X recently open-sourced the core system behind its “For You” feed, offering a rare, end-to-end look at how a large-scale social recommendation engine actually works in production.

What stands out is not just the ML model, but the system architecture discipline around it.

Below is a high-level walkthrough of the design and the engineering principles behind it.

1️⃣ One Unified Feed: In-Network + Out-of-Network

The feed blends two fundamentally different content sources:

  • In-network (Thunder) Posts from accounts you follow, served from an in-memory system for sub-millisecond access.
  • Out-of-network (Phoenix Retrieval) ML-discovered posts retrieved from the global corpus via embedding similarity.

Both flows converge early and are ranked together — no separate heuristics-heavy pipelines.

2️⃣ Home Mixer as the Orchestration Layer

The Home Mixer is the control plane of the feed:

  • Orchestrates retrieval, hydration, filtering, scoring, and selection
  • Exposes a gRPC service returning ranked posts
  • Built on a composable candidate pipeline abstraction

This keeps business logic decoupled from execution, monitoring, and parallelism.

3️⃣ Candidate Pipeline as a First-Class Framework

The pipeline is defined through explicit roles:

  • Source → retrieve candidates
  • Hydrator → enrich data
  • Filter → enforce eligibility
  • Scorer → compute relevance
  • Selector → choose top K
  • SideEffect → async caching / logging

This mirrors modern stream-processing design, but applied to online recommendation.

4️⃣ Thunder: Real-Time In-Network Serving

Thunder acts as a real-time post cache:

  • Consumes Kafka events for post creation/deletion
  • Maintains per-user post timelines in memory
  • Eliminates DB calls for followed-account content
  • Auto-trims by retention window

This is classic latency-first engineering.

5️⃣ Phoenix Retrieval: Two-Tower Discovery

Out-of-network discovery uses a two-tower model:

  • User tower → encodes engagement history
  • Candidate tower → encodes posts
  • Dot-product similarity retrieves top-K candidates

This ensures scalable global discovery without brute-force ranking.

6️⃣ Phoenix Ranking: Grok-Based Transformer

Ranking is powered by a Grok-derived transformer that:

  • Takes user engagement history + candidate post
  • Uses candidate isolation (no cross-candidate attention)
  • Predicts probabilities for many actions, not a single score

This design makes scores:

  • Stable
  • Cacheable
  • Independent of batch composition

7️⃣ Multi-Action Optimization (Not Just “Relevance”)

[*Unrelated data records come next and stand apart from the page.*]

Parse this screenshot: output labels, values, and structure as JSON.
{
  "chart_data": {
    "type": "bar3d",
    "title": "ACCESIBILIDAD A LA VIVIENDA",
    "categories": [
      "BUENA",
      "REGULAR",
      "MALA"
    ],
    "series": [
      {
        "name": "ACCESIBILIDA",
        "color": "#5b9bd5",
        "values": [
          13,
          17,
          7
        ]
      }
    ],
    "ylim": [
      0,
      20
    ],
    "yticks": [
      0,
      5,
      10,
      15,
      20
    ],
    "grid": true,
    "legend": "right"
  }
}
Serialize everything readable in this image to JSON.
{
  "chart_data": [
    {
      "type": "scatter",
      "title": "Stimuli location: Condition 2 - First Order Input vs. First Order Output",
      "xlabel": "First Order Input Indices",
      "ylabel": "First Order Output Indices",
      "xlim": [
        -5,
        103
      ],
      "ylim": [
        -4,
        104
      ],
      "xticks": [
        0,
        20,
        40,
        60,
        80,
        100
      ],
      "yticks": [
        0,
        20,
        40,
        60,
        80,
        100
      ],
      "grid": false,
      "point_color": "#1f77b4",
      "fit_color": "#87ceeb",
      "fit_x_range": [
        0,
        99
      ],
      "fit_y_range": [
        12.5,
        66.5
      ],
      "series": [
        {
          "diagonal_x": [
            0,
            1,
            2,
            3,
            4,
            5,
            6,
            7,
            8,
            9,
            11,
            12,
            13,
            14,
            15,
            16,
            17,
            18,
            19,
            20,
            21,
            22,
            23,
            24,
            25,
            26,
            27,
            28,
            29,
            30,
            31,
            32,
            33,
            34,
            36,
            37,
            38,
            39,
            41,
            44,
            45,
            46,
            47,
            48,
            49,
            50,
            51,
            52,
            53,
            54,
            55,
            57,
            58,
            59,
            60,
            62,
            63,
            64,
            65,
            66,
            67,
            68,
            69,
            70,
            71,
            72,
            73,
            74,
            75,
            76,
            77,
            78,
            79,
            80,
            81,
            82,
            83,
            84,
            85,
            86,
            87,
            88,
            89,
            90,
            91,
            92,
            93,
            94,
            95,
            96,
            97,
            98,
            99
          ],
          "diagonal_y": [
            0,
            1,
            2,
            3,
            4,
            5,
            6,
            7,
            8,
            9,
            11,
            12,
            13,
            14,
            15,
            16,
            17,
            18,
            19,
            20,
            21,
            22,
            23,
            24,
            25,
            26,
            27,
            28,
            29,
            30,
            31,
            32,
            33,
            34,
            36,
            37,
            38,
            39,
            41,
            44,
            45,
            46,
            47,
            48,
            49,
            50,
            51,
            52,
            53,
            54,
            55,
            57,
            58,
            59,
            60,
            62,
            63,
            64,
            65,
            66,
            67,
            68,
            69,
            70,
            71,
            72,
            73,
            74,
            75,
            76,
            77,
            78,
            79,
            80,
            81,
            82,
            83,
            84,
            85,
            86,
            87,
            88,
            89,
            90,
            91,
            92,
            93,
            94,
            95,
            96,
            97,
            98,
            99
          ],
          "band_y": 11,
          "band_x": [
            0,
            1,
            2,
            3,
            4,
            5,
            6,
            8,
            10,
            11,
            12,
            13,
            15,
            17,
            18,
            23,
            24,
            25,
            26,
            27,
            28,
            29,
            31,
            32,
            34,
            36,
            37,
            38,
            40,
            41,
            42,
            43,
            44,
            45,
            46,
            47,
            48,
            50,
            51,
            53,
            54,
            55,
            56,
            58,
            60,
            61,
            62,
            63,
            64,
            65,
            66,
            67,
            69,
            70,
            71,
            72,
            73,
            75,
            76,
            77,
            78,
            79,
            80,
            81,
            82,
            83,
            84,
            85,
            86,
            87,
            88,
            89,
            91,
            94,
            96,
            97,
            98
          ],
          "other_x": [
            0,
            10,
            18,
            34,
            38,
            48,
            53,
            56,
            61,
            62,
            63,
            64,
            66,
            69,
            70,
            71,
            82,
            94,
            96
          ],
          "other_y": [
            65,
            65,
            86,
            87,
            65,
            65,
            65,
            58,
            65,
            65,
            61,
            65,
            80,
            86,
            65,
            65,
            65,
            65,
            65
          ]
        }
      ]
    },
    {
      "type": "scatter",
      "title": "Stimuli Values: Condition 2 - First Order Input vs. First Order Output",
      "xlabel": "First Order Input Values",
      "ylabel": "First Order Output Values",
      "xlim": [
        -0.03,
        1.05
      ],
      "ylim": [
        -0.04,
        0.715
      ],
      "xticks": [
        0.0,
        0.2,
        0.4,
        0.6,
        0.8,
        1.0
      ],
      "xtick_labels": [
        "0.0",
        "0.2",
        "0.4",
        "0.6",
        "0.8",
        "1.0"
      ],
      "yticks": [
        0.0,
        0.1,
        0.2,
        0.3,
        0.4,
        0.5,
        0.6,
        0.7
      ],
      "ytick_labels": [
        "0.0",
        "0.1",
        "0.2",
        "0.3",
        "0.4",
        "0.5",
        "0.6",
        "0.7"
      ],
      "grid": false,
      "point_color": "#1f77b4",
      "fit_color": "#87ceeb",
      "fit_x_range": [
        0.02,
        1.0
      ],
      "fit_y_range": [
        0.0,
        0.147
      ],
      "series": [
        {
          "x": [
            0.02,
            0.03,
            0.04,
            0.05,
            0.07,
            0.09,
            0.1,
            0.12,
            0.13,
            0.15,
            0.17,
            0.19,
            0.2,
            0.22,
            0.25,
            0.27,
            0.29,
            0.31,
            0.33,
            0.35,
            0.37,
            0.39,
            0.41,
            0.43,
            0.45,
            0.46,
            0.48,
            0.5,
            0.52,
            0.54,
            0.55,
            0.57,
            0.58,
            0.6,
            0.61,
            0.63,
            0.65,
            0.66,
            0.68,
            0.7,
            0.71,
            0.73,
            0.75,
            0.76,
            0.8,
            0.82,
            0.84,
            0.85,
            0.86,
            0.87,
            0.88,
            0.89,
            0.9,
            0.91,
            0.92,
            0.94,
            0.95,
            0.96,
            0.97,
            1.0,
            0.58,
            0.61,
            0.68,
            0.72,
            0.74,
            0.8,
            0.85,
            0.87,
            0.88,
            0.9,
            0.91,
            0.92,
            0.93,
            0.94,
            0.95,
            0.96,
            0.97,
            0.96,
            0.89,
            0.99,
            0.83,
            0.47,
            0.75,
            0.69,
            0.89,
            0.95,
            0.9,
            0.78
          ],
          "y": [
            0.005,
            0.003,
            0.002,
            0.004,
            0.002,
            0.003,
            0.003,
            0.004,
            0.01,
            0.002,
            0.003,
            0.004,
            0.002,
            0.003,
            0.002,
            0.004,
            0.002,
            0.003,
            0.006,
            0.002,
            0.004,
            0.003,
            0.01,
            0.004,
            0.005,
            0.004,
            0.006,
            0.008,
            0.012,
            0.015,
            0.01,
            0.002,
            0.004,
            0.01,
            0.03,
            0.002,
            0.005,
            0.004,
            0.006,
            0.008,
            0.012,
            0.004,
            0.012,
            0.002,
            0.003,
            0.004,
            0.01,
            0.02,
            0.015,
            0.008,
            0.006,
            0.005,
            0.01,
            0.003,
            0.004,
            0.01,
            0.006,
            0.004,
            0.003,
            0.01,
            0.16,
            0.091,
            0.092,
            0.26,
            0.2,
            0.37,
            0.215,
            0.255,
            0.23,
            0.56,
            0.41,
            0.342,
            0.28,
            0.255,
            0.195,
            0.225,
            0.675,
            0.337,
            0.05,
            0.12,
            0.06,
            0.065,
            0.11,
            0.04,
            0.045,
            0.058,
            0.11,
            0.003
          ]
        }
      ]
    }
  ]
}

Instead of predicting “relevance,” the model predicts:

  • Likes, replies, reposts, clicks
  • Video views, dwell time
  • Negative actions (mute, block, report)

A weighted scorer combines these into a final ranking score, balancing engagement with safety and satisfaction.

8️⃣ Filtering Is Multi-Stage and Explicit

Filtering is not an afterthought:

  • Pre-scoring filters remove duplicates, muted content, blocked authors, old posts
  • Post-selection filters enforce safety, visibility, and conversation deduplication

This separation keeps ML focused on relevance, not policy.

9️⃣ Minimal Heuristics, Maximum Learning

One of the boldest choices:

No hand-engineered relevance features

The transformer learns directly from engagement sequences. This dramatically simplifies feature pipelines and reduces long-term system complexity.

🔟 The Bigger Takeaway

X’s recommendation system shows a clear direction for modern feeds:

  • Strong separation of concerns
  • ML as the brain, pipelines as the nervous system
  • Explicit contracts between retrieval, ranking, and policy
  • Systems thinking equal to model sophistication

This is not “just a model release.” It’s a reference architecture for large-scale, real-time recommendation systems.

If you’re designing feeds, discovery systems, or ML-powered ranking at scale, this repo is worth studying — not for copy-paste code, but for the engineering decisions behind it.